Radon Radon

Complementary instructions

Complementary instructions

Complementary instructions are additional instructions related to the application of the RT reference card RT 81-11099, LVI 37-10513, KH 27-00510.

The instructions are based on STUK’s own studies and experiences of the authorities, companies and developers.

1. Exhaust pipe must be installed open all the way out

The exhaust pipe is installed above the roof during construction. This eliminates alterations which are necessary in retrofitting. The end of the pipe must be left open and equipped with a suitable rain cap. Passive radon piping reduces radon concentration even without a suction machine. However, the effect is much less efficient than what is achieved with suction.

2. Looped or branched piping

Branched piping is the best solution for semi-detached houses and row houses. As extremely coarse backfill materials that are highly permeable to air are nowadays used under the slab, the efficiency of looped piping even in a semidetached house may be sufficient only in the part of the house in which the exhaust duct is installed. On the other side of the house, air flow may be insufficient.

3. Sub-slab suction may be inefficient

The capacity of sub-slab suction to reduce the radon concentration is limited. For houses that have coarse backfill material and, possibly, additional coarse material underneath and outside the foundation wall, sub-slab suction may be sufficiently efficient only at very strong currents of air. An airflow that lowers the radon level enough may exceed the rated airflow multifold. Exceeding the rated airflow may lead to problems with cold or frost.  Therefore, sealing must be installed with care, and radon prevention must not rely on the radon piping only.

4. The need for sealing

The sealing of the joint between the ground slab and footing with bitumen felt and sealing of penetrations are essential radon prevention measures. Sub-slab suction may not function properly in demanding conditions, which is why radon prevention should not solely rely on it. Sealing can also promote the functioning of sub-slab suction. The guidelines are based on the assumption that both the sealing and the installation of the radon piping are carried out.

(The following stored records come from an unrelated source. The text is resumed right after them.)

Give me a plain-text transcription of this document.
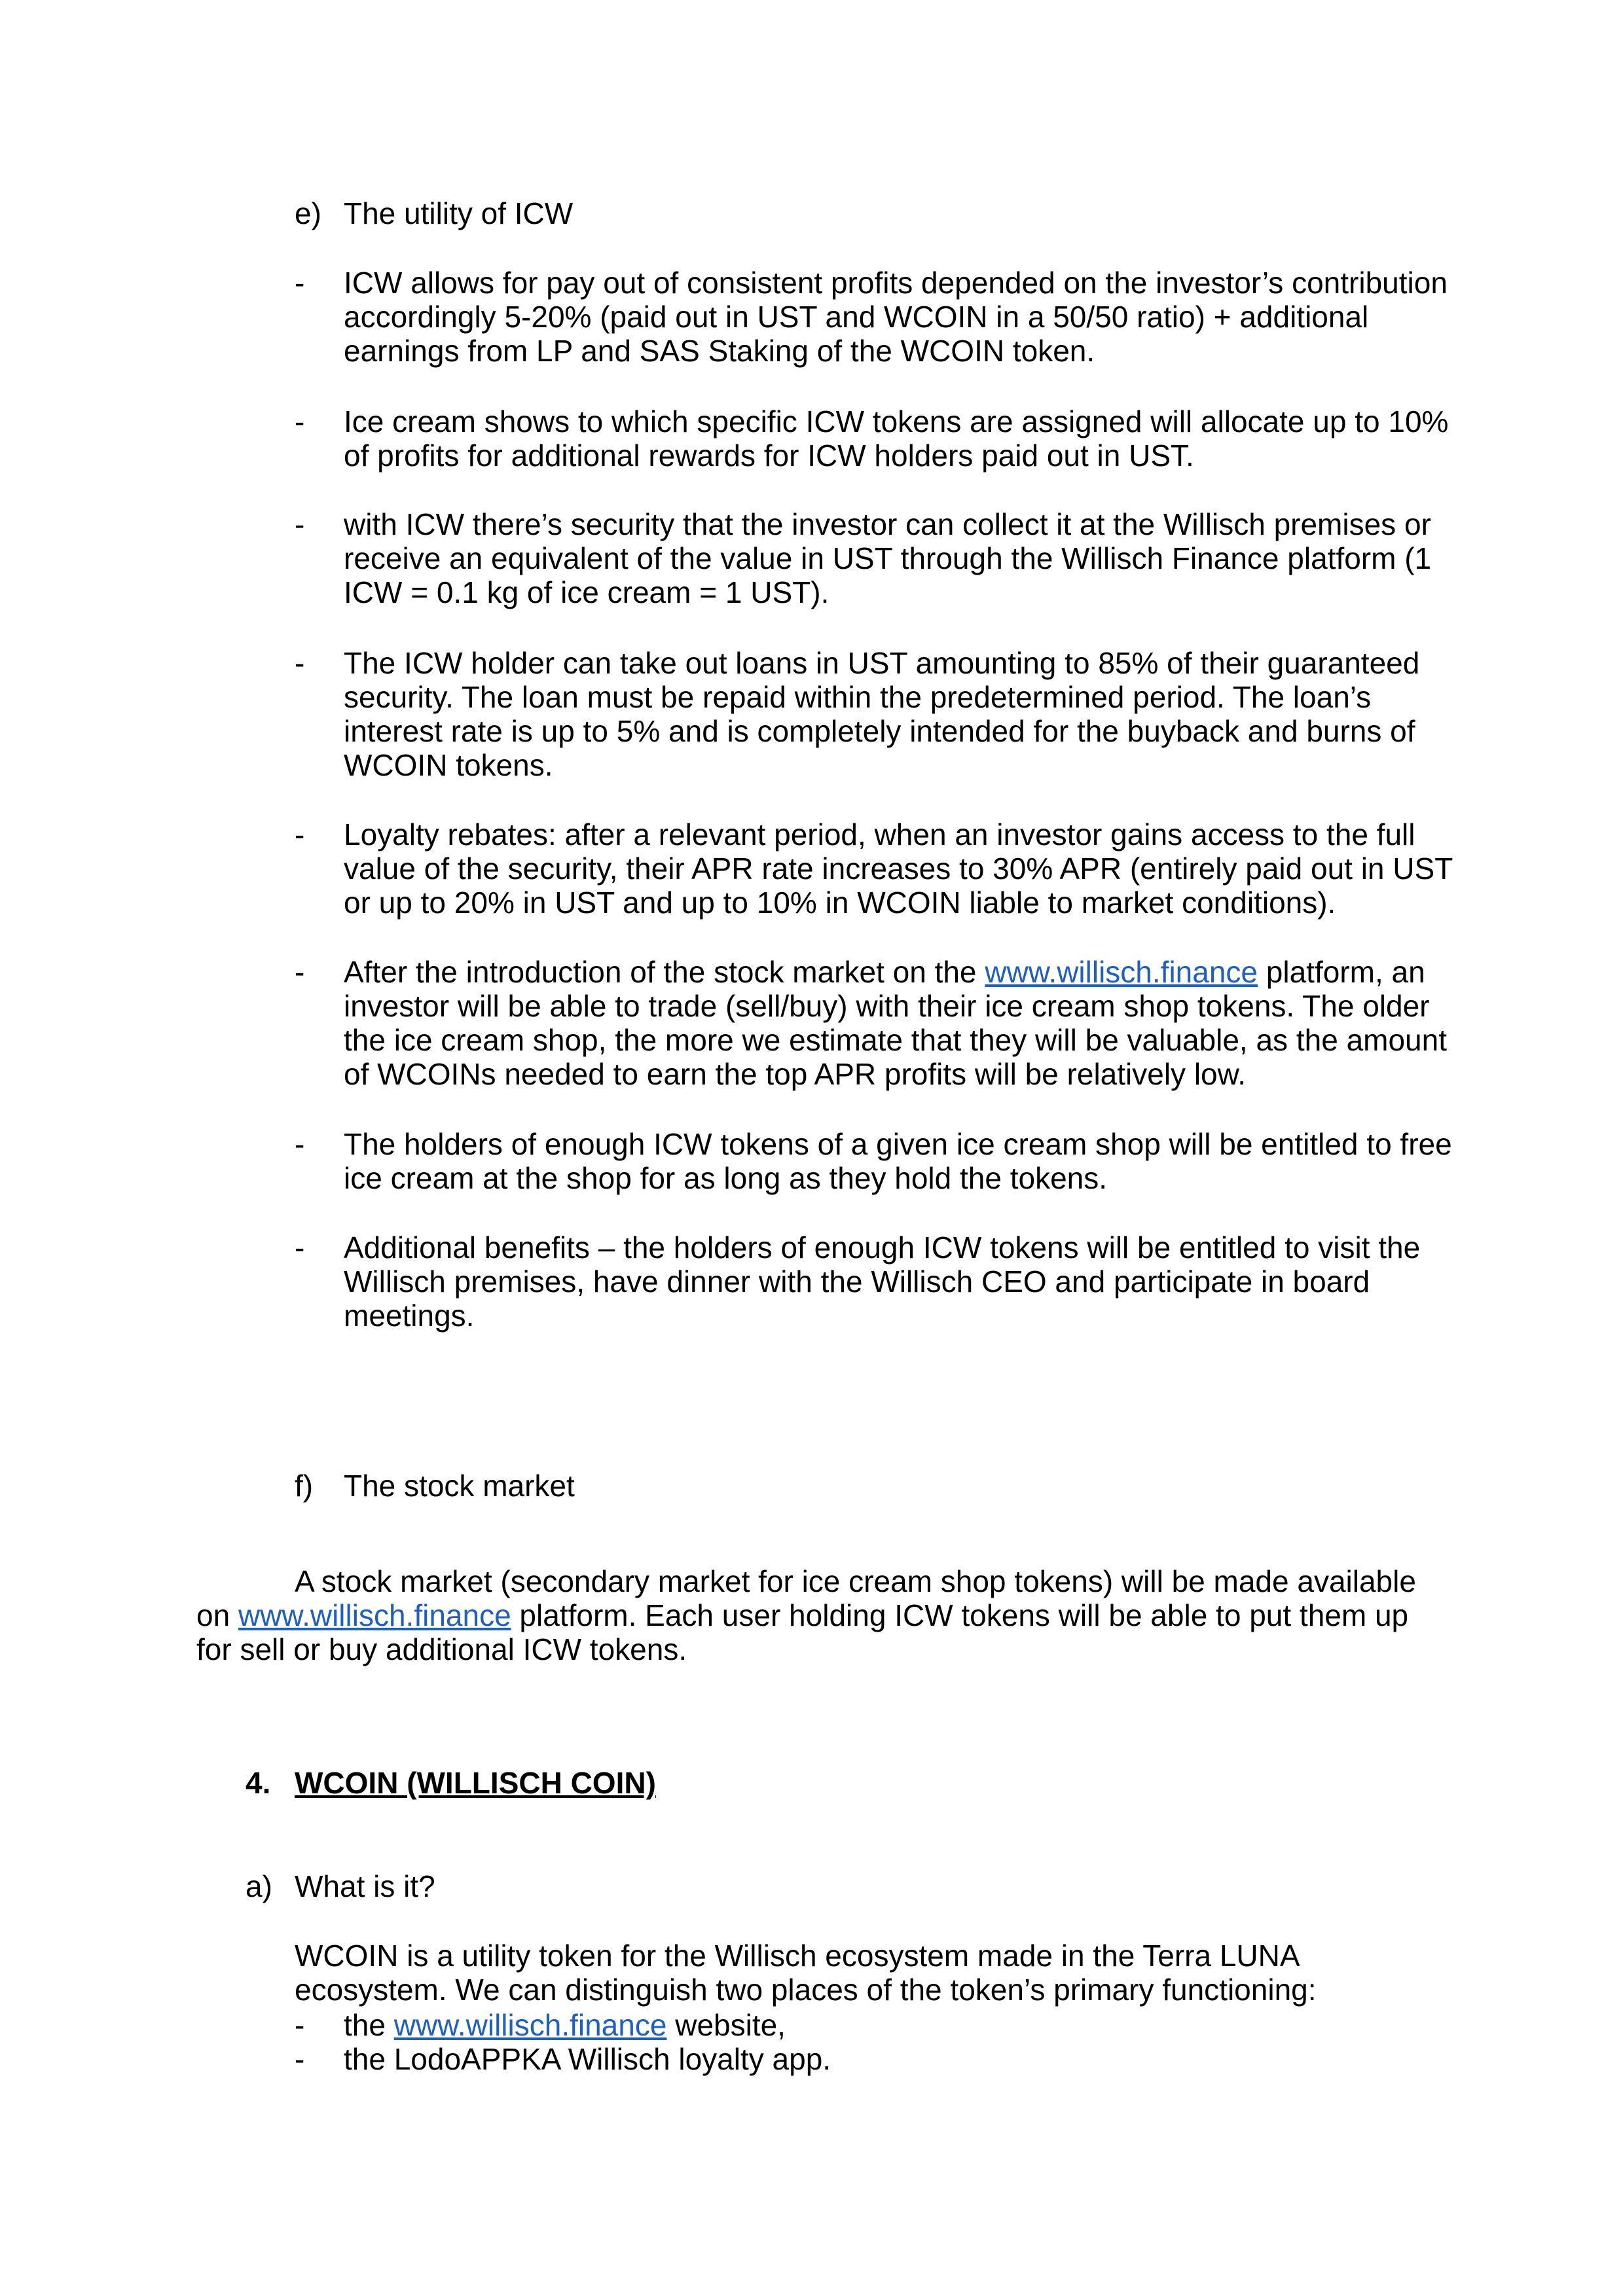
e) The utility of ICW
- ICW allows for pay out of consistent profits depended on the investor’s contribution accordingly 5-20% (paid out in UST and WCOIN in a 50/50 ratio) + additional earnings from LP and SAS Staking of the WCOIN token.
- Ice cream shows to which specific ICW tokens are assigned will allocate up to 10% of profits for additional rewards for ICW holders paid out in UST.
- with ICW there’s security that the investor can collect it at the Willisch premises or receive an equivalent of the value in UST through the Willisch Finance platform (1 ICW = 0.1 kg of ice cream = 1 UST).
- The ICW holder can take out loans in UST amounting to 85% of their guaranteed security. The loan must be repaid within the predetermined period. The loan’s interest rate is up to 5% and is completely intended for the buyback and burns of WCOIN tokens.
- Loyalty rebates: after a relevant period, when an investor gains access to the full value of the security, their APR rate increases to 30% APR (entirely paid out in UST or up to 20% in UST and up to 10% in WCOIN liable to market conditions).
- After the introduction of the stock market on the www.willisch.finance platform, an investor will be able to trade (sell/buy) with their ice cream shop tokens. The older the ice cream shop, the more we estimate that they will be valuable, as the amount of WCOINs needed to earn the top APR profits will be relatively low.
- The holders of enough ICW tokens of a given ice cream shop will be entitled to free ice cream at the shop for as long as they hold the tokens.
- Additional benefits – the holders of enough ICW tokens will be entitled to visit the Willisch premises, have dinner with the Willisch CEO and participate in board meetings.
f) The stock market
A stock market (secondary market for ice cream shop tokens) will be made available on www.willisch.finance platform. Each user holding ICW tokens will be able to put them up for sell or buy additional ICW tokens.
4. WCOIN (WILLISCH COIN)
a) What is it?
WCOIN is a utility token for the Willisch ecosystem made in the Terra LUNA ecosystem. We can distinguish two places of the token’s primary functioning:
- the www.willisch.finance website,
- the LodoAPPKA Willisch loyalty app.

5. Sealing of the bitumen felt joints

Unsealed bitumen felt joints will leak. Bitumen felt joints in straight sections and corners are made to overlap by at least 50 mm. Joints in weldable products are sealed by heating. If glueable (not weldable) products are used, the joints are glued using suitable adhesives (such as sealing adhesive Katepal K-36 or hot bitumen). The seams of molten corner joints are secured with sealing adhesive when necessary. Practical instructions can be found in manufacturers’ RT reference cards, such as Perustusten kosteuden ja radonin eristys, RT L-37529, RT/KH 382-37529. Katepal Oy.

6. Avoid penetrations in base floor

Penetrations that break the bitumen felt reduce tightness and cause demanding additional work. Try to avoid electric conduits in the floor slab. Joints remaining at the bottom surface of the slab can be leakage routes. Using seamless conduits reduces the probability of leakage. Concentrating penetrations to the engineering and utility services room, for example, facilitates the sealing work.

7. Sealing of penetrations

In unfavourable conditions, a single unsealed penetration can increase the radon concentration above the action level. Penetrations should be sealed as early as possible, before they are encased inside partition walls. When necessary, additional casting and suitable elastic sealing compounds are used for sealing in accordance with the RT reference card.

8. Sealing is required also in the engineering and utility services room

Unsealed penetrations and floor joints in the engineering and utility services room can increase the radon concentration of the room to several thousand Bq/m3. Air usually moves from the engineering and utility services room to living areas, increasing their radon concentration.

9. Ground-supported walls and stepped structures

Lightweight concrete block walls that are in contact with soil are significant routes for leakage. The entire outer surface of such a wall that is underground must be sealed with bitumen felt in accordance with the manufacturer’s instructions. A similar sealing requirement applies to stepped structures. In stepped structures, the joint between the vertical wall and the slab is sealed with bitumen felt, applying the instructions provided by the RT reference card and manufacturers.

10. Crawl space construction and monolithic slab are safe solutions

With regard to radon control, crawl space foundation and monolithic slab are technically easier and more reliable foundation solutions than the normal solution with a ground-supported floor slab and separate foundation wall. In houses with these foundation solutions, the maximum value is exceeded considerably less often compared with ground-supported floor slab solutions. In houses with crawl space, the base floor and its joints and penetrations must be carefully sealed, and the crawl space must be properly ventilated. Monolithic slabs do not have leaking seams or joints, but it is still important to seal penetrations.